Wyprowadziłam się. Zdałam ten mega stresujący egzamin (4,5) i udało mi się jako tako jedzeniowo przetrwać wieczory z R. Wczoraj po moich zajęciach na uczelni, poszliśmy na duuuże lody, ale kolację zjadłam tak maciupeńką, że moja waga się nie powinna na mnie o to obrażać. Wczoraj miałam też lekkiego focha na R., trochę źle się z tym dzisiaj czuję, bo sama często nie zachowuję się tak jak powinnam. Spróbuję się jakoś zrehabilitować w czwartek. W sobotę idziemy na ślub i wesele moich bardzo bliskich znajomych (*powiedziałabym przyjaciół, ale to dla mnie naprawdę duże słowo i nie chcę go nadużywać). Będzie cała nasza paczka ze starych, dobrych czasów. Już nie mogę się doczekać!
Nie kupowałam na tę okazję kiecki, bo... mam zamiar schudnąć, a w szafie wiszą jakieś, którę powinny się nadać na tę uroczystość. Rozejrzę się tylko za jakimiś butami, ale jak nic nie znajdę to też mam co założyć.

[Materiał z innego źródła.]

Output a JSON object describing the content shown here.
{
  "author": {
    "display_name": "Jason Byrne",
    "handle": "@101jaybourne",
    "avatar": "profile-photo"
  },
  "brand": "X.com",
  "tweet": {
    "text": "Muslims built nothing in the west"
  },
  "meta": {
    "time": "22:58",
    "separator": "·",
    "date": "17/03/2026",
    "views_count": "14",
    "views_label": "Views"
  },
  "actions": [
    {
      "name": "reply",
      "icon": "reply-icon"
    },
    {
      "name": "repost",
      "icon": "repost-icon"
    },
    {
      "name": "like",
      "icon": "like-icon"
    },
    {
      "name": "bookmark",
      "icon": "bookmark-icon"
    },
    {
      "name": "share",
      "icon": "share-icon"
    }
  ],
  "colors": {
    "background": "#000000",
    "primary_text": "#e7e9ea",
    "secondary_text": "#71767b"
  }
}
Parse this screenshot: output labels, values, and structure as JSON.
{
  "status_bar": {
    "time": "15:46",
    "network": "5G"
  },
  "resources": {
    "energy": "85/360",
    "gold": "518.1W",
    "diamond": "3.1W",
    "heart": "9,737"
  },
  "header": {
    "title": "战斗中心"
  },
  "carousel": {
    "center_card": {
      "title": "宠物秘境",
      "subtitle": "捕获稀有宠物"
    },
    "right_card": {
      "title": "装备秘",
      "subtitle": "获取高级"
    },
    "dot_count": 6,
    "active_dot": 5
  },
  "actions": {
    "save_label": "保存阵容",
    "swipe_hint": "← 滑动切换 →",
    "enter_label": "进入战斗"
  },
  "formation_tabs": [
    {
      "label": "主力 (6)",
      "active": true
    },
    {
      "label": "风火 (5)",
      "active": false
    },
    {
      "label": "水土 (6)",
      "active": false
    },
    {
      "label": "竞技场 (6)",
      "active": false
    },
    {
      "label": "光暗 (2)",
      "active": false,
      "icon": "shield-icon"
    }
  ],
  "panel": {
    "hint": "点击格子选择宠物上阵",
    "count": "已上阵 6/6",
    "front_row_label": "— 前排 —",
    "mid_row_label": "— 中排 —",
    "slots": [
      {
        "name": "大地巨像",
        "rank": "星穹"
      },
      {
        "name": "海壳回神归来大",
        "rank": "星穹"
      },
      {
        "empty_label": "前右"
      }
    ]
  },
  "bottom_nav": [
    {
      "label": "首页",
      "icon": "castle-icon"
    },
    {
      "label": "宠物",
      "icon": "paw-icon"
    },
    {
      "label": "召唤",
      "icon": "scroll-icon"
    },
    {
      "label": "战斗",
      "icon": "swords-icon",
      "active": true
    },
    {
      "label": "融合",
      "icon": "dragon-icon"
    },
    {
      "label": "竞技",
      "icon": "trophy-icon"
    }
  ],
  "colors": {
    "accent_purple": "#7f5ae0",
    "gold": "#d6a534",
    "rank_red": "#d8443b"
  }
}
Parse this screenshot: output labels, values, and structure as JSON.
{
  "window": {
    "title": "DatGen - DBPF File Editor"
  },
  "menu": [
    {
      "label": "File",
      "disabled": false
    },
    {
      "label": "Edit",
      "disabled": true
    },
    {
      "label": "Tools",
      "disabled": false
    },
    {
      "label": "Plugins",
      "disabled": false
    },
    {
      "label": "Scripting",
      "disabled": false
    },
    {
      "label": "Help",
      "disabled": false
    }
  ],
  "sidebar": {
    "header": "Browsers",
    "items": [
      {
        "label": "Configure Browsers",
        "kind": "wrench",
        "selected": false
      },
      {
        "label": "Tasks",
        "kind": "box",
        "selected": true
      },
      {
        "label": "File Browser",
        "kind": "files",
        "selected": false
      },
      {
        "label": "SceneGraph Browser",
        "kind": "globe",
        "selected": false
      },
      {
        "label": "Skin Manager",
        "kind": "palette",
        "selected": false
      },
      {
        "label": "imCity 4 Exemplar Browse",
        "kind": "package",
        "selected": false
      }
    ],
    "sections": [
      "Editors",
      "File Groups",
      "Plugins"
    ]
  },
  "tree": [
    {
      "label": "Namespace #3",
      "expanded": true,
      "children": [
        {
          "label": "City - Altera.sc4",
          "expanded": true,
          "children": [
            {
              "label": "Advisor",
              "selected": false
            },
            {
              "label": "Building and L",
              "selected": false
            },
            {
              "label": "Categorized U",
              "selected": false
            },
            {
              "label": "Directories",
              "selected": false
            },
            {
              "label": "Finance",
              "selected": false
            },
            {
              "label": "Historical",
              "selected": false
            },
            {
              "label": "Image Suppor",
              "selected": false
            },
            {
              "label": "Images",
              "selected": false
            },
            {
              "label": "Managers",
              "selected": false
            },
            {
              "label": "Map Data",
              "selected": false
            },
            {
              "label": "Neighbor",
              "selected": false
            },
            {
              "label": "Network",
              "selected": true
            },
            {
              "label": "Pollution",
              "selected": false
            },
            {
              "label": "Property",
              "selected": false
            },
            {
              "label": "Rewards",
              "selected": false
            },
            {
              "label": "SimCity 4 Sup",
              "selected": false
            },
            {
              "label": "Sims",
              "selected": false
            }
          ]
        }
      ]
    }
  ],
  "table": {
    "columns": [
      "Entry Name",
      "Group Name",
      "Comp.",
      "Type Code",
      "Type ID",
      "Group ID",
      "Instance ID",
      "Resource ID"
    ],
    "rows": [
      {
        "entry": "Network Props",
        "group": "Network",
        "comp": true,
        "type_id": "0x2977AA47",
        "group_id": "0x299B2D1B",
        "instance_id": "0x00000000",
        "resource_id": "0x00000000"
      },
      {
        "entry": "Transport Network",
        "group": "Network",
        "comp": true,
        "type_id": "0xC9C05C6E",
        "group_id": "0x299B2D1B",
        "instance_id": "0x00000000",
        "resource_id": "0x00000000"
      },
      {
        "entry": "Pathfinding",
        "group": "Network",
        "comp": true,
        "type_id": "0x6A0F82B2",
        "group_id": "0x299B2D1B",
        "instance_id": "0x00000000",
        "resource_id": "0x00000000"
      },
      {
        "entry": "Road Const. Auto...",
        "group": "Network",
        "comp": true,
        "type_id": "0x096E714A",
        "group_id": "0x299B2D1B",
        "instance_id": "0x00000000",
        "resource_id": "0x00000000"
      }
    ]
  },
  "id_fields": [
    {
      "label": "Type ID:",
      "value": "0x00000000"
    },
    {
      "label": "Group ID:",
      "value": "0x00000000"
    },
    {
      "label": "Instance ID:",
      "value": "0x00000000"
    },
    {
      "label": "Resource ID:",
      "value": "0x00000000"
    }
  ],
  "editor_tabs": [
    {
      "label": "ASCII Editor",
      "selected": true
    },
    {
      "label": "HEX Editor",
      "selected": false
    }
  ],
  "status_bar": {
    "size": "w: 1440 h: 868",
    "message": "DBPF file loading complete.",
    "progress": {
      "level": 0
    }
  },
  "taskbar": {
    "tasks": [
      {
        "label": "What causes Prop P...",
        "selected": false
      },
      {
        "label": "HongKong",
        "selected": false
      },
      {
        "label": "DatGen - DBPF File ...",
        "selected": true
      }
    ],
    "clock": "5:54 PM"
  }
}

Do koperty planuję włożyć 400zł, może to nie dużo, ale nie pracuję, więc nie mam z czego brać tej kasy :) Chcemy przygotować od naszej paczki pudełko z różnymi śmiesznymi przedmiotami, z których każdy będzie miał podpis z przeznaczeniem, np. "na szczęście", "w razie pierwszej małżeńskiej kłótni", "na urozmaicenie małżeńskiego pożycia", itp.
Myślicie, że to fajny pomysł? :)
Fotomenu nie ma, są tylko zdjęcia kilku posiłków z piątku.
Jak widzicie dominowały truskawki ;) Posiłki w pojemnikach i na serwetkach, bo talerze pojechały sobie w siną dal..
Jutro wracam z fotami ;)
Pochwalę się ile osób odwiedziło mój pamiętnik, stan na dzisiaj około 17 ;)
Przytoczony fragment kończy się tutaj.